Sur les frais liés à l’instance :
17. Mme A a obtenu le bénéfice de l’aide juridictionnelle totale. Par suite, son avocat peut se prévaloir des dispositions des articles L. 761-1 du code de justice administrative et 37 de la loi du 10 juillet 1991 relative à l’aide juridique. Il y a lieu, dans les circonstances de l’espèce, et sous réserve que Me Boulanger, avocat de Mme A, renonce à percevoir la somme correspondant à la part contributive de l’État, de mettre à la charge de l’État le versement à Me Boulanger d’une somme de 1 200 euros.
D E C I D E :
Article 1er : L’arrêté du 7 octobre 2024 par lequel la préfète des Vosges a refusé de délivrer un titre de séjour à Mme A, l’a obligée à quitter le territoire français dans un délai de trente jours et a fixé le pays à destination duquel elle est susceptible d’être éloignée est annulé.
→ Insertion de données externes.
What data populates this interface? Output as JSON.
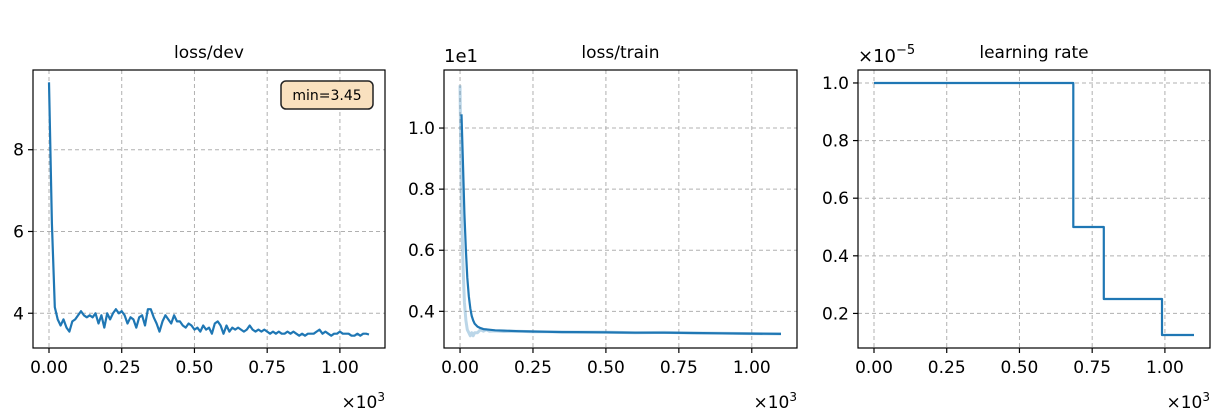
{
  "chart_data": [
    {
      "type": "line",
      "title": "loss/dev",
      "xlabel": "",
      "ylabel": "",
      "x_multiplier_label": "×10",
      "x_multiplier_exp": "3",
      "x_ticks": [
        0,
        0.25,
        0.5,
        0.75,
        1.0
      ],
      "x_tick_labels": [
        "0.00",
        "0.25",
        "0.50",
        "0.75",
        "1.00"
      ],
      "y_ticks": [
        4,
        6,
        8
      ],
      "y_tick_labels": [
        "4",
        "6",
        "8"
      ],
      "xlim": [
        -0.055,
        1.155
      ],
      "ylim": [
        3.15,
        9.95
      ],
      "grid": true,
      "annotation": "min=3.45",
      "annotation_position": "top-right",
      "series": [
        {
          "color": "#1f77b4",
          "x": [
            0.0,
            0.01,
            0.02,
            0.03,
            0.04,
            0.05,
            0.06,
            0.07,
            0.08,
            0.09,
            0.1,
            0.11,
            0.12,
            0.13,
            0.14,
            0.15,
            0.16,
            0.17,
            0.18,
            0.19,
            0.2,
            0.21,
            0.22,
            0.23,
            0.24,
            0.25,
            0.26,
            0.27,
            0.28,
            0.29,
            0.3,
            0.31,
            0.32,
            0.33,
            0.34,
            0.35,
            0.36,
            0.37,
            0.38,
            0.39,
            0.4,
            0.41,
            0.42,
            0.43,
            0.44,
            0.45,
            0.46,
            0.47,
            0.48,
            0.49,
            0.5,
            0.51,
            0.52,
            0.53,
            0.54,
            0.55,
            0.56,
            0.57,
            0.58,
            0.59,
            0.6,
            0.61,
            0.62,
            0.63,
            0.64,
            0.65,
            0.66,
            0.67,
            0.68,
            0.69,
            0.7,
            0.71,
            0.72,
            0.73,
            0.74,
            0.75,
            0.76,
            0.77,
            0.78,
            0.79,
            0.8,
            0.81,
            0.82,
            0.83,
            0.84,
            0.85,
            0.86,
            0.87,
            0.88,
            0.89,
            0.9,
            0.91,
            0.92,
            0.93,
            0.94,
            0.95,
            0.96,
            0.97,
            0.98,
            0.99,
            1.0,
            1.01,
            1.02,
            1.03,
            1.04,
            1.05,
            1.06,
            1.07,
            1.08,
            1.09,
            1.1
          ],
          "y": [
            9.65,
            6.2,
            4.15,
            3.85,
            3.7,
            3.85,
            3.65,
            3.55,
            3.8,
            3.85,
            3.95,
            4.05,
            3.95,
            3.9,
            3.95,
            3.9,
            4.0,
            3.75,
            3.95,
            3.65,
            4.0,
            3.85,
            4.0,
            4.1,
            4.0,
            4.05,
            3.95,
            3.75,
            3.9,
            3.85,
            3.65,
            3.9,
            3.95,
            3.7,
            4.1,
            4.1,
            3.9,
            3.75,
            3.55,
            3.8,
            3.95,
            3.85,
            3.75,
            3.95,
            3.8,
            3.8,
            3.7,
            3.65,
            3.75,
            3.7,
            3.6,
            3.65,
            3.55,
            3.7,
            3.6,
            3.65,
            3.5,
            3.75,
            3.8,
            3.7,
            3.5,
            3.7,
            3.55,
            3.65,
            3.6,
            3.65,
            3.6,
            3.55,
            3.6,
            3.7,
            3.6,
            3.55,
            3.6,
            3.55,
            3.6,
            3.55,
            3.5,
            3.55,
            3.5,
            3.55,
            3.5,
            3.5,
            3.55,
            3.5,
            3.55,
            3.5,
            3.45,
            3.5,
            3.45,
            3.5,
            3.5,
            3.5,
            3.55,
            3.6,
            3.5,
            3.55,
            3.5,
            3.45,
            3.5,
            3.5,
            3.55,
            3.5,
            3.5,
            3.5,
            3.45,
            3.45,
            3.5,
            3.45,
            3.5,
            3.5,
            3.48
          ]
        }
      ]
    },
    {
      "type": "line",
      "title": "loss/train",
      "xlabel": "",
      "ylabel": "",
      "y_offset_label": "1e1",
      "x_multiplier_label": "×10",
      "x_multiplier_exp": "3",
      "x_ticks": [
        0,
        0.25,
        0.5,
        0.75,
        1.0
      ],
      "x_tick_labels": [
        "0.00",
        "0.25",
        "0.50",
        "0.75",
        "1.00"
      ],
      "y_ticks": [
        0.4,
        0.6,
        0.8,
        1.0
      ],
      "y_tick_labels": [
        "0.4",
        "0.6",
        "0.8",
        "1.0"
      ],
      "xlim": [
        -0.055,
        1.155
      ],
      "ylim": [
        0.28,
        1.19
      ],
      "grid": true,
      "series": [
        {
          "name": "",
          "style": "raw",
          "color": "#1f77b4",
          "opacity": 0.3,
          "x": [
            0.0,
            0.005,
            0.01,
            0.015,
            0.02,
            0.025,
            0.03,
            0.035,
            0.04,
            0.045,
            0.05,
            0.06,
            0.07,
            0.08,
            0.09,
            0.1,
            0.12,
            0.15,
            0.2,
            0.25,
            0.3,
            0.4,
            0.5,
            0.6,
            0.7,
            0.8,
            0.9,
            1.0,
            1.1
          ],
          "y": [
            1.14,
            0.75,
            0.55,
            0.43,
            0.37,
            0.34,
            0.33,
            0.32,
            0.33,
            0.32,
            0.33,
            0.33,
            0.34,
            0.335,
            0.34,
            0.335,
            0.336,
            0.334,
            0.335,
            0.333,
            0.333,
            0.332,
            0.332,
            0.33,
            0.331,
            0.329,
            0.328,
            0.327,
            0.326
          ]
        },
        {
          "name": "",
          "style": "smoothed",
          "color": "#1f77b4",
          "opacity": 1,
          "x": [
            0.005,
            0.01,
            0.015,
            0.02,
            0.025,
            0.03,
            0.035,
            0.04,
            0.045,
            0.05,
            0.06,
            0.07,
            0.08,
            0.1,
            0.12,
            0.15,
            0.2,
            0.25,
            0.3,
            0.35,
            0.4,
            0.5,
            0.6,
            0.7,
            0.8,
            0.9,
            1.0,
            1.1
          ],
          "y": [
            1.045,
            0.88,
            0.72,
            0.6,
            0.51,
            0.45,
            0.41,
            0.385,
            0.37,
            0.36,
            0.35,
            0.345,
            0.342,
            0.34,
            0.338,
            0.337,
            0.335,
            0.334,
            0.333,
            0.332,
            0.332,
            0.331,
            0.33,
            0.33,
            0.329,
            0.328,
            0.327,
            0.326
          ]
        }
      ]
    },
    {
      "type": "line",
      "title": "learning rate",
      "xlabel": "",
      "ylabel": "",
      "y_offset_label": "×10",
      "y_offset_exp": "−5",
      "x_multiplier_label": "×10",
      "x_multiplier_exp": "3",
      "x_ticks": [
        0,
        0.25,
        0.5,
        0.75,
        1.0
      ],
      "x_tick_labels": [
        "0.00",
        "0.25",
        "0.50",
        "0.75",
        "1.00"
      ],
      "y_ticks": [
        0.2,
        0.4,
        0.6,
        0.8,
        1.0
      ],
      "y_tick_labels": [
        "0.2",
        "0.4",
        "0.6",
        "0.8",
        "1.0"
      ],
      "xlim": [
        -0.055,
        1.155
      ],
      "ylim": [
        0.08,
        1.045
      ],
      "grid": true,
      "series": [
        {
          "color": "#1f77b4",
          "x": [
            0.0,
            0.685,
            0.685,
            0.79,
            0.79,
            0.99,
            0.99,
            1.1
          ],
          "y": [
            1.0,
            1.0,
            0.5,
            0.5,
            0.25,
            0.25,
            0.125,
            0.125
          ]
        }
      ]
    }
  ]
}
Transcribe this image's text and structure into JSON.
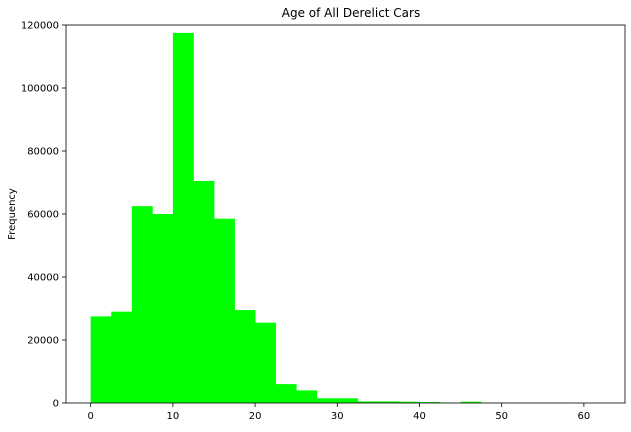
{
  "chart_data": {
    "type": "bar",
    "title": "Age of All Derelict Cars",
    "xlabel": "",
    "ylabel": "Frequency",
    "xlim": [
      -3,
      65
    ],
    "ylim": [
      0,
      120000
    ],
    "xticks": [
      "0",
      "10",
      "20",
      "30",
      "40",
      "50",
      "60"
    ],
    "yticks": [
      "0",
      "20000",
      "40000",
      "60000",
      "80000",
      "100000",
      "120000"
    ],
    "xtick_values": [
      0,
      10,
      20,
      30,
      40,
      50,
      60
    ],
    "ytick_values": [
      0,
      20000,
      40000,
      60000,
      80000,
      100000,
      120000
    ],
    "bar_color": "#00ff00",
    "grid": false,
    "bins": [
      {
        "x0": 0,
        "x1": 2.5,
        "value": 27500
      },
      {
        "x0": 2.5,
        "x1": 5,
        "value": 29000
      },
      {
        "x0": 5,
        "x1": 7.5,
        "value": 62500
      },
      {
        "x0": 7.5,
        "x1": 10,
        "value": 60000
      },
      {
        "x0": 10,
        "x1": 12.5,
        "value": 117500
      },
      {
        "x0": 12.5,
        "x1": 15,
        "value": 70500
      },
      {
        "x0": 15,
        "x1": 17.5,
        "value": 58500
      },
      {
        "x0": 17.5,
        "x1": 20,
        "value": 29500
      },
      {
        "x0": 20,
        "x1": 22.5,
        "value": 25500
      },
      {
        "x0": 22.5,
        "x1": 25,
        "value": 6000
      },
      {
        "x0": 25,
        "x1": 27.5,
        "value": 4000
      },
      {
        "x0": 27.5,
        "x1": 30,
        "value": 1500
      },
      {
        "x0": 30,
        "x1": 32.5,
        "value": 1500
      },
      {
        "x0": 32.5,
        "x1": 35,
        "value": 500
      },
      {
        "x0": 35,
        "x1": 37.5,
        "value": 500
      },
      {
        "x0": 37.5,
        "x1": 40,
        "value": 400
      },
      {
        "x0": 40,
        "x1": 42.5,
        "value": 300
      },
      {
        "x0": 42.5,
        "x1": 45,
        "value": 100
      },
      {
        "x0": 45,
        "x1": 47.5,
        "value": 400
      },
      {
        "x0": 47.5,
        "x1": 50,
        "value": 50
      },
      {
        "x0": 50,
        "x1": 52.5,
        "value": 50
      },
      {
        "x0": 52.5,
        "x1": 55,
        "value": 30
      },
      {
        "x0": 55,
        "x1": 57.5,
        "value": 20
      },
      {
        "x0": 57.5,
        "x1": 60,
        "value": 10
      },
      {
        "x0": 60,
        "x1": 62.5,
        "value": 10
      }
    ]
  }
}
Article 2 : Il est enjoint à la préfète des Vosges de délivrer à Mme A un titre de séjour portant la mention « vie privée et familiale » dans un délai de deux mois à compter de la notification du jugement à intervenir et, dans l’attente, de lui délivrer une autorisation provisoire de séjour lui permettant de travailler.
Article 3 : L’État versera la somme de 1 200 euros à Me Boulanger, en application des dispositions de l’article L. 761-1 du code de justice administrative et de l’article 37 de la loi du 10 juillet 1991 relative à l’aide juridique, sous réserve que celui-ci renonce à percevoir la somme correspondant à la part contributive de l’État au titre de l’aide juridictionnelle.
Article 4 : Le surplus des conclusions de la requête de Mme A est rejeté.
Article 5 : Le présent jugement sera notifié à Mme D A, à la préfète des Vosges et à Me Boulanger.
Délibéré après l’audience publique du 13 mars 2025 à laquelle siégeaient :
M. Goujon-Fischer, président,
M. Durand, premier conseiller,
Mme Wolff, conseillère.
Rendu public par mise à disposition au greffe le 3 avril 2025.
La rapporteure,
É. WolffLe président,
J. -F. Goujon-Fischer
Le greffier,
F. Richard
La République mande et ordonne à la préfète des Vosges en ce qui la concerne ou à tous commissaires de justice à ce requis en ce qui concerne les voies de droit commun, contre les parties privées, de pourvoir à l’exécution de la présente décision.